Follow my blog with Bloglovin

Saturday, May 27, 2017

Mothers Day Shopping, #4 or A Family Reunion.

Parts One, Two,  and Three are here, please have a look.

Lights in the lumber, plywood, and sheet rock aisle were flickering, shadows bouncing, ducking, hiding behind piles of cut wood. Only to pop up, black and white marionettes, strings being pulled by the popping, sizzling, inconsistent fluorescent tubes. The air was thick, it was a smoky, humid thickness, without smoke, without moisture, a cloying, thick atmosphere, anesthetic air, deadened, and hard to breathe. It dampened sound, blurred lines. Making you doubt your hearing, making you doubt your vision.

A scream forced its way through. It was a sound of anger, fear, pain and desperation. But, the air

made it sound weak, and hopeless, a sound that would never see light. From a source that would never escape. It trailed off, until the echo was all that was left. Lights flashed as if in anger at the intrusion.

One of the carts filled with cut wood moved slowly toward us. We watched as it inched closer and closer, the rough end of the wood veering at the last minute. Hiding under the cart was a man. His orange shirt wrinkled, stained, ripped at the shoulder and across the side. His name tag was broken in half, and only the first part was still attached, it read “Hen” the “ry” left behind, somewhere. He had been using the cart of wood as a cover.

“I was going to make my way to floor coverings, and grab one of the small remnants to cover myself. When nobody was looking I was going to turn my shirt inside out, and pretend I was looking for window treatments, dodge through electrical and lighting, and break out of this place. I would stop at the Dan’s Deli truck out front and get some sausage and peppers, and hide behind the mulch until dark, then make my way home. My wife, I could see my wife and kids.” The tears were making the camouflage streaks on his face run, and smear. “I must be a mess.” he said, as if apologizing.

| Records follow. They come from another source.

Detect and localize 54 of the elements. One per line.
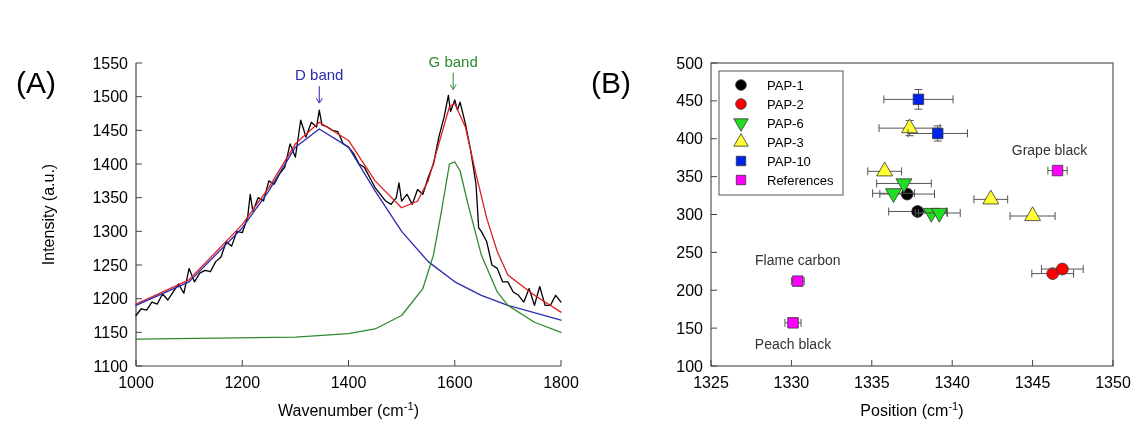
point: [876, 161, 894, 177]
y-tick-label: 1400: [92, 155, 129, 173]
y-tick-label: 1300: [92, 222, 129, 240]
legend-label: PAP-3: [767, 134, 804, 150]
x-tick-label: 1000: [118, 374, 154, 391]
y-tick-label: 150: [676, 319, 704, 337]
legend-label: PAP-6: [767, 115, 804, 131]
point: [1056, 262, 1069, 276]
x-tick-label: 1340: [934, 374, 971, 391]
legend-label: PAP-2: [767, 96, 804, 112]
y-tick-label: 100: [676, 357, 704, 375]
y-tick-label: 1350: [92, 189, 129, 207]
y-tick-label: 1250: [92, 256, 129, 274]
y-tick-label: 200: [676, 281, 704, 299]
chart-title: (B): [591, 66, 631, 99]
y-tick-label: 400: [676, 130, 704, 148]
point: [912, 93, 925, 105]
legend-label: PAP-1: [767, 77, 804, 93]
x-tick-label: 1800: [543, 374, 579, 391]
chart-title: (A): [16, 66, 56, 99]
y-tick-label: 450: [676, 92, 704, 110]
x-tick-label: 1350: [1095, 374, 1131, 391]
y-tick-label: 250: [676, 243, 704, 261]
point: [1024, 206, 1041, 222]
x-tick-label: 1200: [224, 374, 261, 391]
line-series: [135, 161, 562, 340]
y-tick-label: 1100: [93, 357, 129, 375]
y-tick-label: 1550: [92, 54, 129, 72]
x-tick-label: 1335: [854, 374, 890, 391]
x-tick-label: 1330: [773, 374, 810, 391]
annotation: Grape black: [1011, 141, 1089, 158]
legend-label: References: [767, 172, 834, 188]
point: [982, 189, 1000, 205]
x-axis-title: Wavenumber (cm$^{-1}$): [278, 400, 419, 419]
y-axis-title: Intensity (a.u.): [40, 163, 57, 266]
point: [1051, 164, 1064, 177]
x-tick-label: 1345: [1014, 374, 1051, 391]
y-tick-label: 1500: [92, 88, 129, 106]
y-tick-label: 1200: [92, 290, 129, 308]
x-tick-label: 1600: [436, 374, 473, 391]
annotation: D band: [295, 66, 344, 84]
line-series: [135, 128, 562, 321]
y-tick-label: 350: [676, 168, 704, 186]
x-tick-label: 1400: [330, 374, 367, 391]
y-tick-label: 1450: [92, 121, 129, 139]
y-tick-label: 300: [676, 206, 704, 224]
annotation: G band: [428, 52, 478, 70]
x-tick-label: 1325: [693, 374, 729, 391]
x-axis-title: Position (cm$^{-1}$): [860, 400, 964, 419]
y-tick-label: 500: [676, 54, 704, 72]
annotation: Flame carbon: [755, 252, 841, 269]
annotation: Peach black: [754, 335, 833, 352]
y-tick-label: 1150: [93, 323, 129, 341]
legend-label: PAP-10: [767, 153, 811, 169]
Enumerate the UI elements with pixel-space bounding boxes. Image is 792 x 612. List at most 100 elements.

My wife handed him a tissue, a breath mint, a bottle of water, a granola bar and a clean t-shirt.

“How much stuff do you keep in that purse?” I asked.

“She gave me the look, and said to the man, “Put this on, and smile a lot, nobody will know you work here.”

“Bless you,” he said. changing shirts, wiping away the tears on his torn work shirt. He hugged my wife, and then he hugged me, and then he hugged us both at the same time.

A light tube shattered and he threw himself on the floor, and tried to roll under the shelf, but it was too low, and he kept turning and twisting trying to squeeze into a space that was too small. My wife and I looked at each other, and I bent over to help the man stand.

“Where are you heading?” He asked.

“We are going to buy some lattice for our cucumber plant to climb.” My wife said. She smiled, and tried to sound reassuring.

His smile was replaced by a mask of fear. He started shaking.

“Back in the Last Aisle?” He asked. I thought he would cross himself.

“I guess. Is that where it is?” I asked.

“Yes, here you need this more than I do. It is the only thing that will keep you safe.” He handed us small stone statue. It was in the general shape of a shopping cart, but it looked old, it looked ancient. Parts of it were smooth, and parts were ridged, and sharp.

“There are things back there, things! Be careful. I hope you like cucumbers.”  He said, hurrying away.